The 26 new projects cover a broad spectrum of rare diseases such as cardiovascular, metabolic and immunological disorders. They are aimed at developing substances that may become new or improved therapies for patients, understanding better the diseases' origins and mechanisms, better diagnosing rare diseases as well as improving the management of rare diseases in hospital and healthcare settings.

Many of the new projects will contribute to the International Rare Diseases Research Consortium (IRDiRC), the biggest collective rare diseases research effort world-wide. Initiated by the European Commission along with its national and international partners, the key objective of the research effort is to deliver 200 new therapies for rare diseases by 2020 and the means to diagnose most of them.

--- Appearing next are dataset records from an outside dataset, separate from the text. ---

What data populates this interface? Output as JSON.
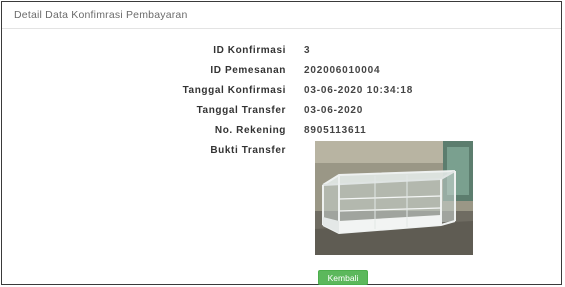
{
  "panel": {
    "title": "Detail Data Konfimrasi Pembayaran"
  },
  "details": [
    {
      "label": "ID Konfirmasi",
      "value": "3"
    },
    {
      "label": "ID Pemesanan",
      "value": "202006010004"
    },
    {
      "label": "Tanggal Konfirmasi",
      "value": "03-06-2020 10:34:18"
    },
    {
      "label": "Tanggal Transfer",
      "value": "03-06-2020"
    },
    {
      "label": "No. Rekening",
      "value": "8905113611"
    }
  ],
  "proof": {
    "label": "Bukti Transfer"
  },
  "actions": {
    "back_label": "Kembali"
  }
}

The new projects will bring the number of EU-funded collaborative research projects related to rare diseases to close to 100 over the last six years. Altogether, they represent an investment of almost EUR 500 million.

A disease or disorder is defined as rare in Europe when it affects not more than one in every 2,000 persons. Yet, because there are so many different rare diseases - between 6,000 and 8,000 - taken altogether they affect a significant share of the population.

In the EU, as many as 30 million people suffer from a rare disease, many of them are children. Most rare diseases have genetic origins whilst others are the result of infections, allergies and environmental causes. They are usually chronically debilitating or even life-threatening.